Manny Delcarmen was a Hyde Park native, a Jamaica Plain resident, and a West Roxbury High graduate. He had deeper Boston roots than any player in recent memory, and I’m sure the trade was both a shock and a disappointment to him and to his family. Still, Delcarmen had been teetering on the edge of a trade or release for years — alternately brilliant and ineffective, he provided the team with value but not with the strong back bullpen arm they needed from him. Over six seasons in a Red Sox uniform, Delcarmen was a model of inconsistency; stellar 2007 and 2008 campaigns, bookended by dismal seasons in 2006 and 2009, it was hard to pinpoint exactly what Delcarmen was. Was he a lights out power reliever, as his K/9 rates of 8.4 and 8.7 in 2007 and 2008 would suggest, or a meatballer with control issues, as the inexcusably high WHIPs of 1.594 and 1.642 in 2006 and 2008 would indicate? As Delcarmen continued to struggle through 2010 — at the time of the trade he was striking out just 6.5 batters every nine innings while walking 5.7 — it simply became time to examine the market.

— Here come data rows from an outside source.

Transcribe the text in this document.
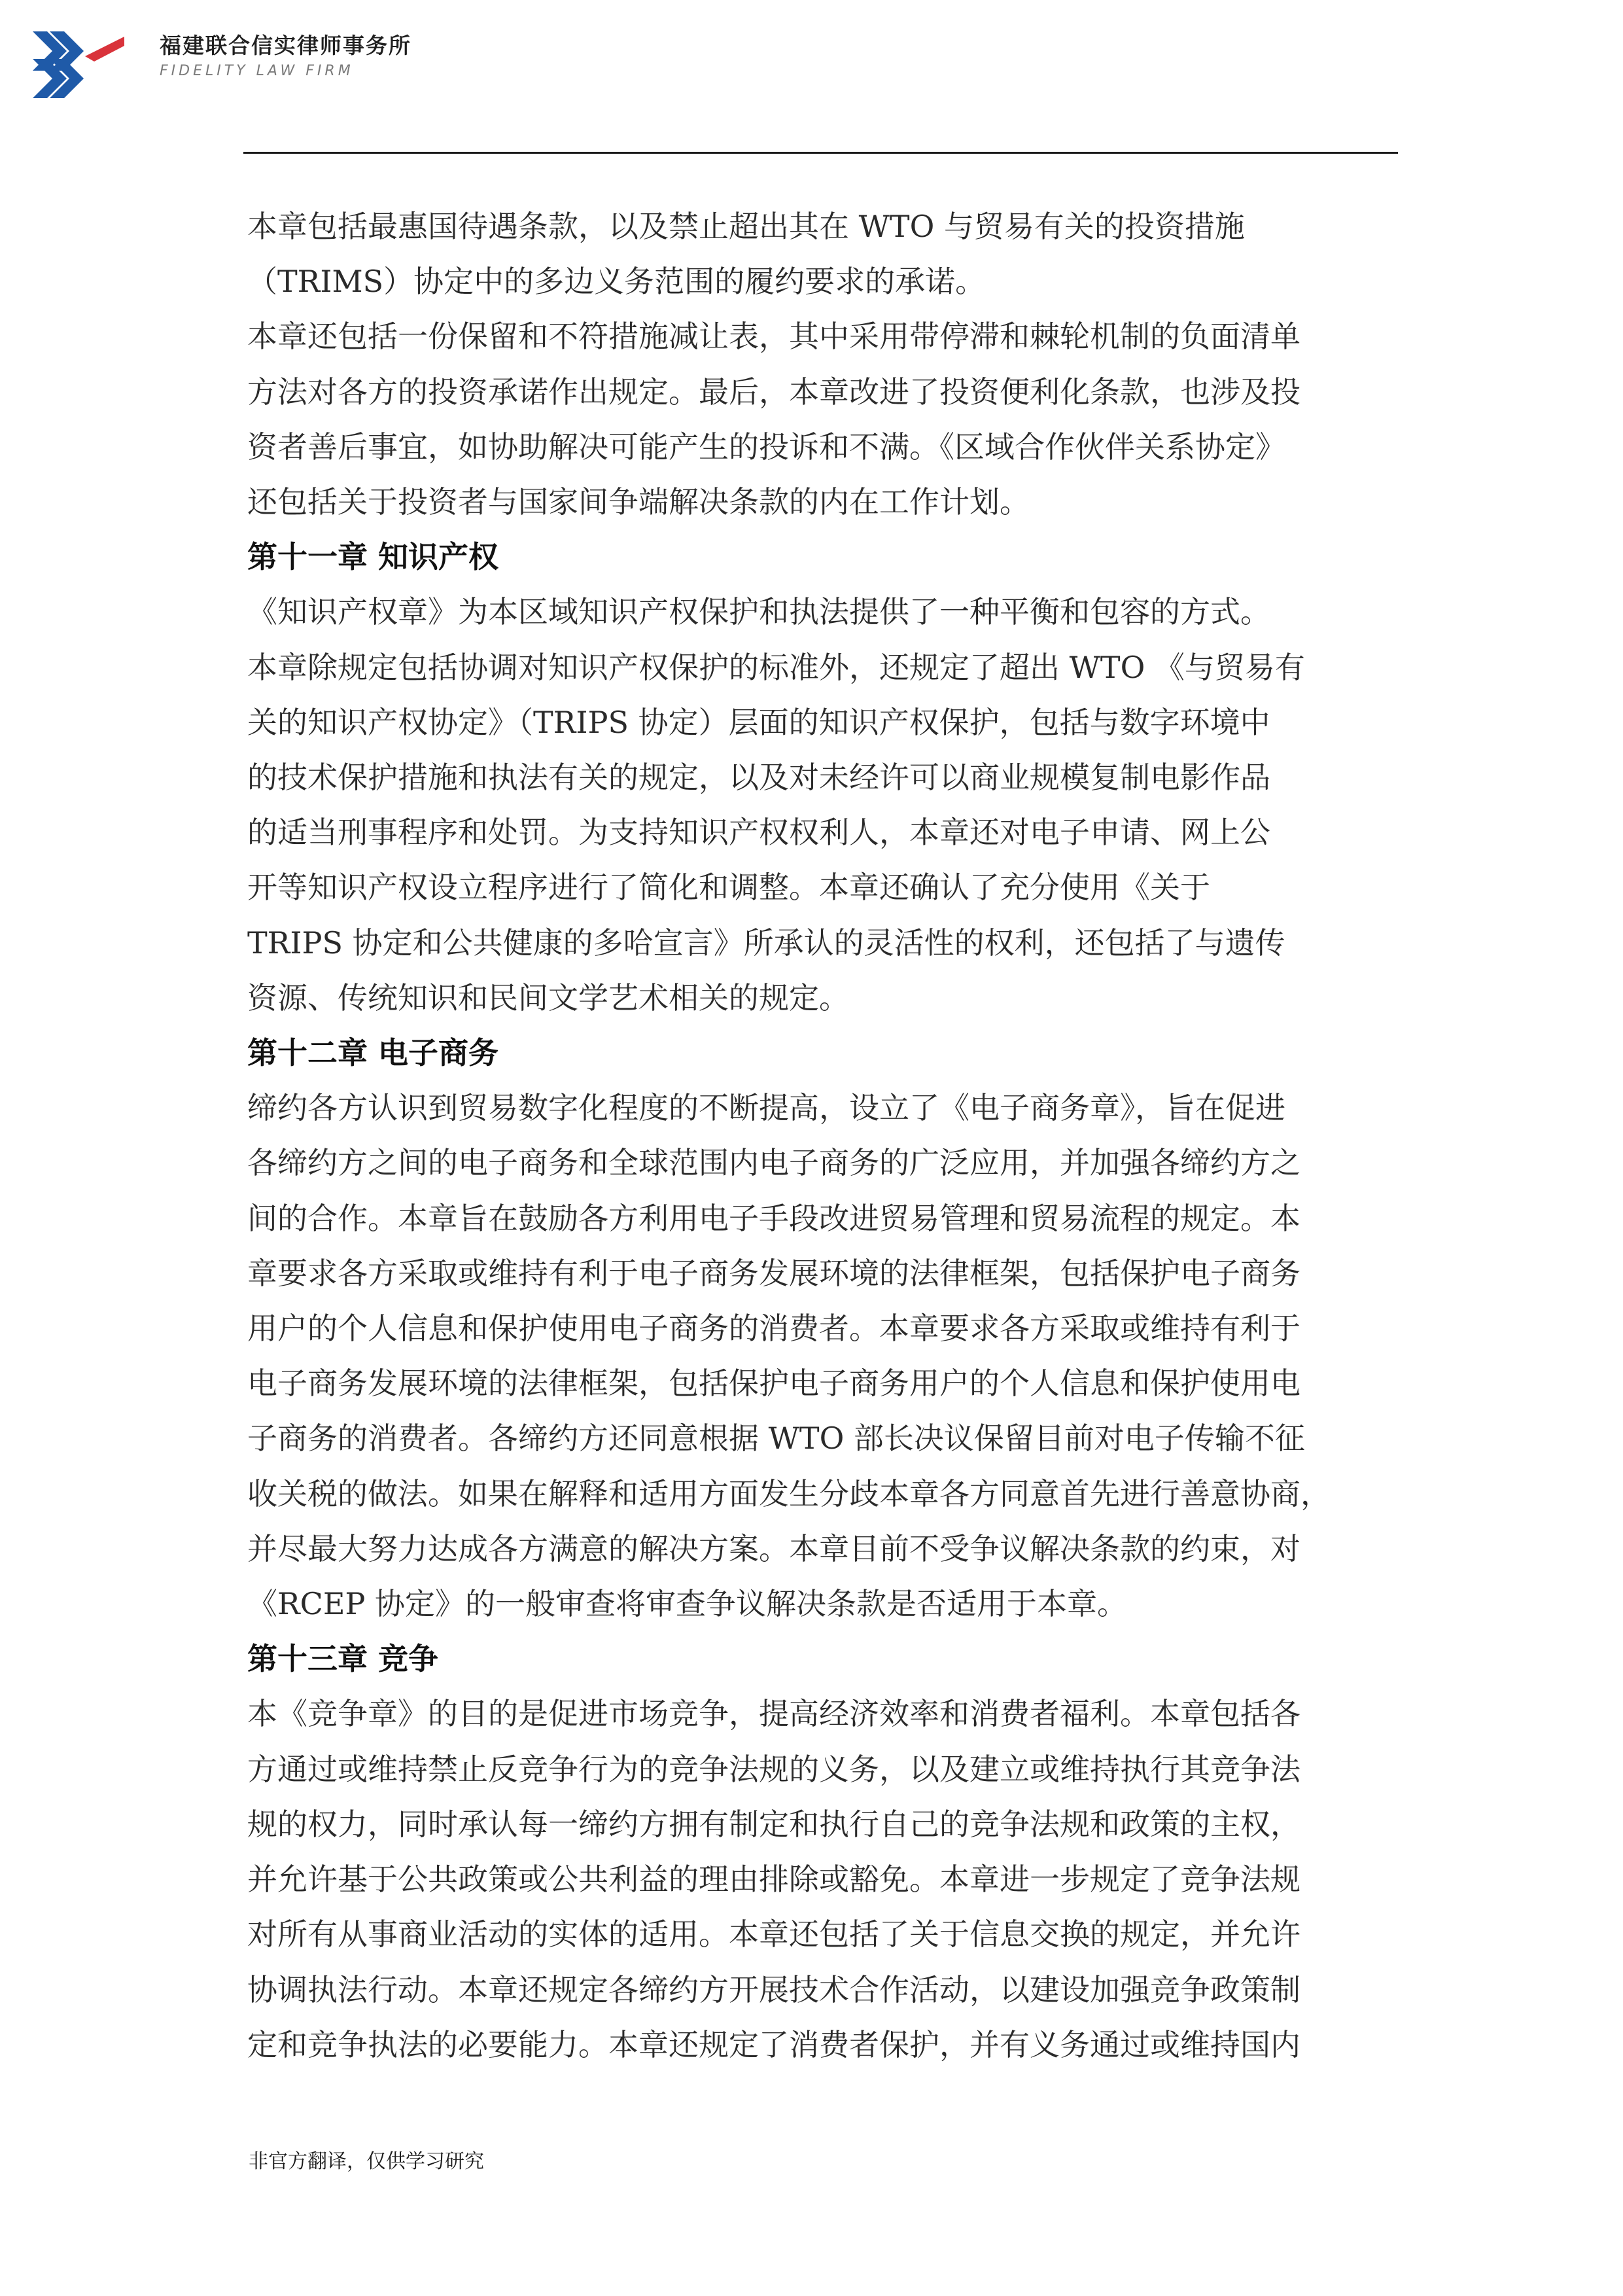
福建联合信实律师事务所
FIDELITY LAW FIRM

本章包括最惠国待遇条款，以及禁止超出其在 WTO 与贸易有关的投资措施

（TRIMS）协定中的多边义务范围的履约要求的承诺。

本章还包括一份保留和不符措施减让表，其中采用带停滞和棘轮机制的负面清单

方法对各方的投资承诺作出规定。最后，本章改进了投资便利化条款，也涉及投

资者善后事宜，如协助解决可能产生的投诉和不满。《区域合作伙伴关系协定》

还包括关于投资者与国家间争端解决条款的内在工作计划。

第十一章 知识产权

《知识产权章》为本区域知识产权保护和执法提供了一种平衡和包容的方式。

本章除规定包括协调对知识产权保护的标准外，还规定了超出 WTO 《与贸易有

关的知识产权协定》（TRIPS 协定）层面的知识产权保护，包括与数字环境中

的技术保护措施和执法有关的规定，以及对未经许可以商业规模复制电影作品

的适当刑事程序和处罚。为支持知识产权权利人，本章还对电子申请、网上公

开等知识产权设立程序进行了简化和调整。本章还确认了充分使用《关于

TRIPS 协定和公共健康的多哈宣言》所承认的灵活性的权利，还包括了与遗传

资源、传统知识和民间文学艺术相关的规定。

第十二章 电子商务

缔约各方认识到贸易数字化程度的不断提高，设立了《电子商务章》，旨在促进

各缔约方之间的电子商务和全球范围内电子商务的广泛应用，并加强各缔约方之

间的合作。本章旨在鼓励各方利用电子手段改进贸易管理和贸易流程的规定。本

章要求各方采取或维持有利于电子商务发展环境的法律框架，包括保护电子商务

用户的个人信息和保护使用电子商务的消费者。本章要求各方采取或维持有利于

电子商务发展环境的法律框架，包括保护电子商务用户的个人信息和保护使用电

子商务的消费者。各缔约方还同意根据 WTO 部长决议保留目前对电子传输不征

收关税的做法。如果在解释和适用方面发生分歧本章各方同意首先进行善意协商，

并尽最大努力达成各方满意的解决方案。本章目前不受争议解决条款的约束，对

《RCEP 协定》的一般审查将审查争议解决条款是否适用于本章。

第十三章 竞争

本《竞争章》的目的是促进市场竞争，提高经济效率和消费者福利。本章包括各

方通过或维持禁止反竞争行为的竞争法规的义务，以及建立或维持执行其竞争法

规的权力，同时承认每一缔约方拥有制定和执行自己的竞争法规和政策的主权，

并允许基于公共政策或公共利益的理由排除或豁免。本章进一步规定了竞争法规

对所有从事商业活动的实体的适用。本章还包括了关于信息交换的规定，并允许

协调执法行动。本章还规定各缔约方开展技术合作活动，以建设加强竞争政策制

定和竞争执法的必要能力。本章还规定了消费者保护，并有义务通过或维持国内

非官方翻译，仅供学习研究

What the front office found was a 21 year old prospect ranked 16th on the Rockies prospect list by Baseball America. Chris Balcolm-Miller, if scouting reports are to be believed, has a low 90s fastball but couples it with a deceptive slider and solid changeup. He’s maintained a K rate of above one per inning for two seasons, and has kept walks to a manageable level – well below two per nine innings each season of his professional career. At Single A Greenville, it’s tough to read too far into those numbers, but a high K-rate and low walk rate in the low minors is fairly projectable. Obviously his stuff is not ace quality, but most scouts seem to view him as a potential middle of the rotation starter — in other words, value in a pitching crazed league.
So no matter what the Globe and Herald say, to me this is not a white flag move. Maybe the Sox are done this season, but trading Manny Delcarmen is not the sign we’ve been waiting for; instead, it’s a sadly necessary move that ends a great local story but brings the team additional pitching depth in the middle farm system. Maybe Chris Balcom-Miller won’t amount to anything, but at this point, the front office felt — rightly, I think — that the potential for success outweighed Delcarmen’s track record of inconsistency and mediocrity.